Birçoğu derme çatma alanlardan ibaret olan, zamanında depo veya garaj olarak kullanılan bu mekânlar, Atina’daki Müslümanların bir araya gelip ibadet ettikleri, sohbet ettikleri, yemek yedikleri, hatta kimilerinin yatıp uyudukları yerler. Müslüman cemaat üyelerinin topladığı yardımlar sayesinde idare edilen bu mekânlar, ibadet amacıyla kullanılması için izin alınmamış, ancak işin aslı, izin istense dahi devletin izin vermediği, ibadet için kullanılmasına göz yumduğu mekânlar.

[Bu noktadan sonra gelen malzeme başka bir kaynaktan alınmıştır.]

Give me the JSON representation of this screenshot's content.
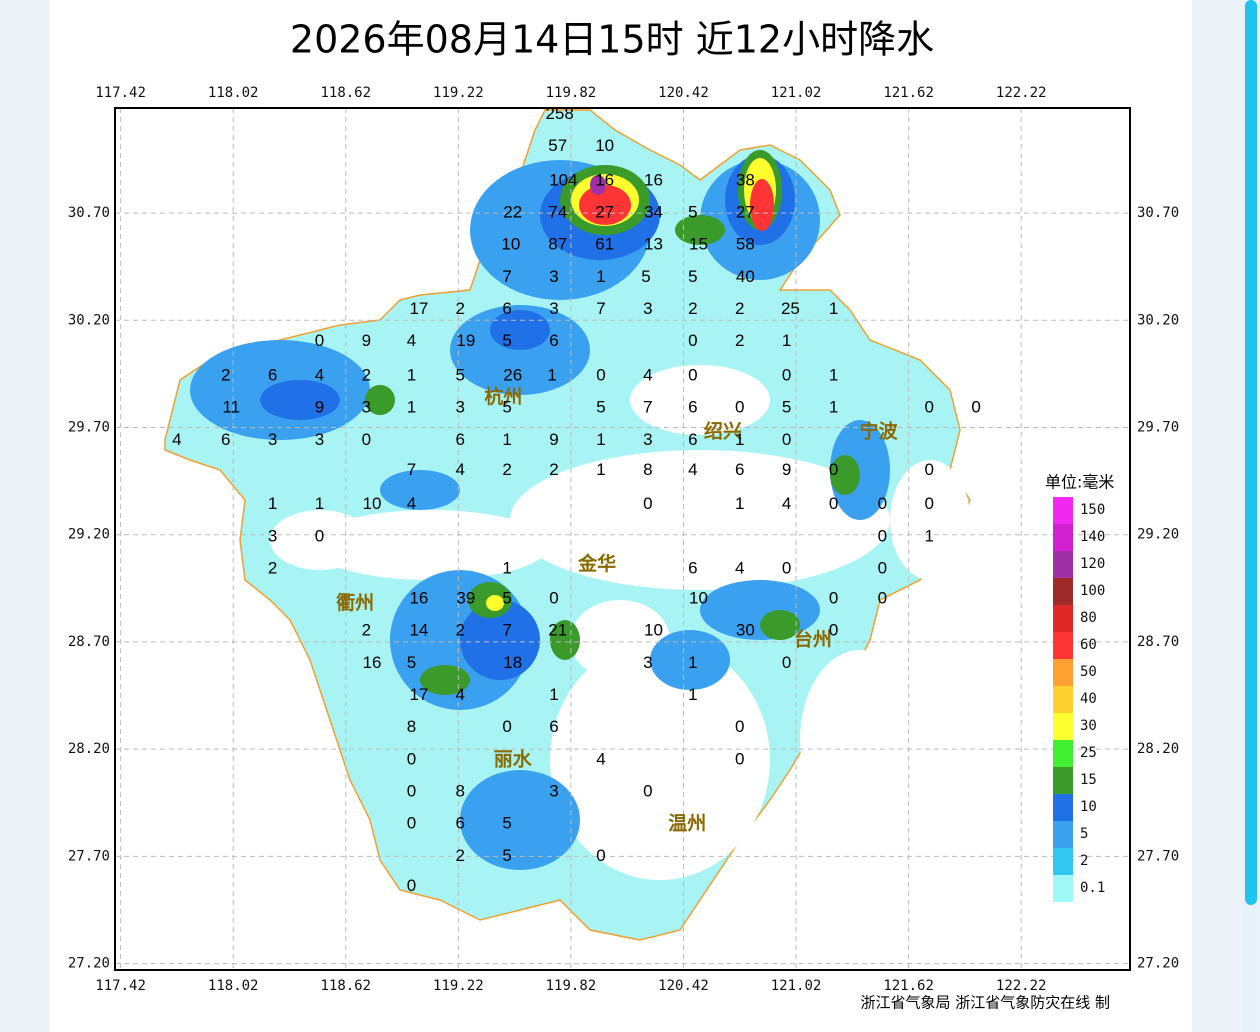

Anlaşılan, Atina’da hem devletin cami açması, hem de bugün faaliyet gösteren ancak resmen ibadethane olarak bildirilmemiş olan bu mekânları kontrol etmesi ve binanın şartları uygunsa söz konusu ibadethaneyi resmi olarak tanıması planlanıyor.
Neo-Nazi Altın Şafak Partis’inin üçüncü sıraya yükseldiği ve ekonomik kriz yüzünden ırkçılığın gün geçtikçe arttığı bir dönemde, Yunanistan’dan büyük açılımlar beklemek mantıklı değil. Ancak görünen o ki, mevcut hükümet, Atina ve Selanik’teki Müslümanların ibadethane sorununa çözüm bulma noktasında, yürüdüğü yolda kararlı adımlarla devam edecek. Mesela bu yıl Ramazan Bayramı’nda Selanik’teki Yeni Cami Müslümanlara bayram namazı için tahsis edilebilir. Aynı caminin geçen hafta Gümülcineli Medrese öğrencilerine öğle namazı için tahsis edilmesini de, bu amaç doğrultusunda atılmış bir adım olarak düşünmek lazım.
Aşırı ırkçı kesimden gelebilecek tepkiler ölçüldü, ülkede elektrik kaçağı olacak mı veya şalter atacak mı diye test yapıldı son tahlilde.